Sound Reinforcement System (speakers and speaker placement):
A good, user friendly sound system can go a long way in helping with speech intelligibility issues. The main goal in designing a system is to only direct the sound where it needs to be as much as possible. This reduces the chances of reflection from adjacent walls. In order to do this, one must first determine where that area is going to be. As you can see from the images (not included), we defined the main listening area to start from twelve feet from the stage (first row) to the back of the room, and to a line on either side of the room leaving out the slanted side wall areas.
Once the listening area is determined, speaker placement must be considered. When speech is your main concern having a stereo left right setup is not a good idea. There are several problems. First, unless there is a very well defined ‘sweet spot’ where most listeners will be, then stereo has little effect. Second, if you are listening to a non-stereo source, like speech, from two speakers that are separated by a large distance, the sound from each speaker will reach you at slightly different times. This time delay can significantly reduce intelligibility. With this in mind, we propose putting a small cluster of speakers centered over the stage, as high as possible.
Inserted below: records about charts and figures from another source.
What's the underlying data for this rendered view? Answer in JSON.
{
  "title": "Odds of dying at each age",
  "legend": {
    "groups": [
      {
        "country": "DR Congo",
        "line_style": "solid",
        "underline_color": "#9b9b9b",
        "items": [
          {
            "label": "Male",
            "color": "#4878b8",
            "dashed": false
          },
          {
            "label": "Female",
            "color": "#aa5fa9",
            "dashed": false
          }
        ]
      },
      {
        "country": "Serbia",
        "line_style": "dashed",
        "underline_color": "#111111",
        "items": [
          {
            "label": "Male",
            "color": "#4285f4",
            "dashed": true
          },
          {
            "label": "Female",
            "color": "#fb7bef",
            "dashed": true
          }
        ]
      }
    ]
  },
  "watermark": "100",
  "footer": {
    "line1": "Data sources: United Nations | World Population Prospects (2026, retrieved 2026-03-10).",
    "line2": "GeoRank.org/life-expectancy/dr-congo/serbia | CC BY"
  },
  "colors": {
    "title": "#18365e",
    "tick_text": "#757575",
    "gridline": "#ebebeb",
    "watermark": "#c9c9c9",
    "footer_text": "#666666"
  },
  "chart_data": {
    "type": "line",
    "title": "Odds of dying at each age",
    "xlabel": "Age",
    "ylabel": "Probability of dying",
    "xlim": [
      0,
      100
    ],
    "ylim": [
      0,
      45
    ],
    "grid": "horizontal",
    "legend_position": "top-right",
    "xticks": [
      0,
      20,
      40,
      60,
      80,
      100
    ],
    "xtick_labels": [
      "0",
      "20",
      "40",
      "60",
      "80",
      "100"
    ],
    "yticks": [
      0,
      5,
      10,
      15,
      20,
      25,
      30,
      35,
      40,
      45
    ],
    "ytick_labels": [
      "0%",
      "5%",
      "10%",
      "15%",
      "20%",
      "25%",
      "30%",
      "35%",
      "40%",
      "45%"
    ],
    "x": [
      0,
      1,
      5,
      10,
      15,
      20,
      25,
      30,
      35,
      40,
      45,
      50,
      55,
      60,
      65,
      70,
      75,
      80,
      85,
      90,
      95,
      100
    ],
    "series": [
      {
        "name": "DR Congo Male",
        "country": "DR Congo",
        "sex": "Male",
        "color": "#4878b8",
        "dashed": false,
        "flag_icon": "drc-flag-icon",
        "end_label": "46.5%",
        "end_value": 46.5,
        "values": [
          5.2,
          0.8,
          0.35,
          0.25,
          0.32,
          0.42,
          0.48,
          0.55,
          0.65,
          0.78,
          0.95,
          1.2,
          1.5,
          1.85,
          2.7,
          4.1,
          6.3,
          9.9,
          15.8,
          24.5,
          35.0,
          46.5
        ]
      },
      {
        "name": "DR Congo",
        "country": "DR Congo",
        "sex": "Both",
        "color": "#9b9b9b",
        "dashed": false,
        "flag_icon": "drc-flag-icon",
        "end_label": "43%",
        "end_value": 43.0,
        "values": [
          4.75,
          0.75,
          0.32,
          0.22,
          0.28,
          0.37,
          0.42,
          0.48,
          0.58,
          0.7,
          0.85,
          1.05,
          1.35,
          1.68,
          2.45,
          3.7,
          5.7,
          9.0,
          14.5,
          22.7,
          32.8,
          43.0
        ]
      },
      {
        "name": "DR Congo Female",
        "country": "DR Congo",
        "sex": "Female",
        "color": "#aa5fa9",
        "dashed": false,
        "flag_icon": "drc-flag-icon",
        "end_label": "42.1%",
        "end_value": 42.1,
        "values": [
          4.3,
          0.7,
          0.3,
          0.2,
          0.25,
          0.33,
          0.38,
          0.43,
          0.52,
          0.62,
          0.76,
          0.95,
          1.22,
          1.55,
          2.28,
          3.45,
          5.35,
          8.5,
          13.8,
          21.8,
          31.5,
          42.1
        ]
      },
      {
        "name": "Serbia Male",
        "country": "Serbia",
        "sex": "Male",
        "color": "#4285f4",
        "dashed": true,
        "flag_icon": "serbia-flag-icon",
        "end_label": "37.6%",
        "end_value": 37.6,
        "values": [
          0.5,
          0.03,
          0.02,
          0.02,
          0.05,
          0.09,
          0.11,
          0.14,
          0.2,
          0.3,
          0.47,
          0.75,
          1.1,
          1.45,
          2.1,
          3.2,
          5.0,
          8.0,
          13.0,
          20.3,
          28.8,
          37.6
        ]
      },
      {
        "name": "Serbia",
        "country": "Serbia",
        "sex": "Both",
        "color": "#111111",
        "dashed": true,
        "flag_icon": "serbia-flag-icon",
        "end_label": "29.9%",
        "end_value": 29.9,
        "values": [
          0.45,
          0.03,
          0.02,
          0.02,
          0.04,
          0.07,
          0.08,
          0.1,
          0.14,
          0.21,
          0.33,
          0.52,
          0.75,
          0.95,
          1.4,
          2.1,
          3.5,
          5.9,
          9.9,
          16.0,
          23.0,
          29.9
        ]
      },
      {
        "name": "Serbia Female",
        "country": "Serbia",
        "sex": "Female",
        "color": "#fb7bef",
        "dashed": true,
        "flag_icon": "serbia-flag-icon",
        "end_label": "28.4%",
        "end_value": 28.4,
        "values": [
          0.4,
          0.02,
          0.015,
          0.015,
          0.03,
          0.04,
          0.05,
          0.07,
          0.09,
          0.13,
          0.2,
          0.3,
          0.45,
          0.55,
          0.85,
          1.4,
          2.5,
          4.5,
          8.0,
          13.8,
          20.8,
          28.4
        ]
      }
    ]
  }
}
Now that we have a listening area defined and a place to put the speakers we must determine what horizontal and vertical angles the speakers must cover. Horizontal coverage angles are determined by measuring the angle from the speaker to the left and right most points of the front and back rows of the listening area. Vertical coverage angles are determined by measuring the angle from the speaker to the center of the first and back rows. As you can see the horizontal angle at the front is much wider than that of the back. For this reason two speakers will be used together to cover the front while one will suffice for the back. The vertical angles of the speakers will overlap such that the entire area is covered. Speakers are specified with horizontal and vertical coverage angles. Based on these angles the speakers are carefully aimed to achieve our goal.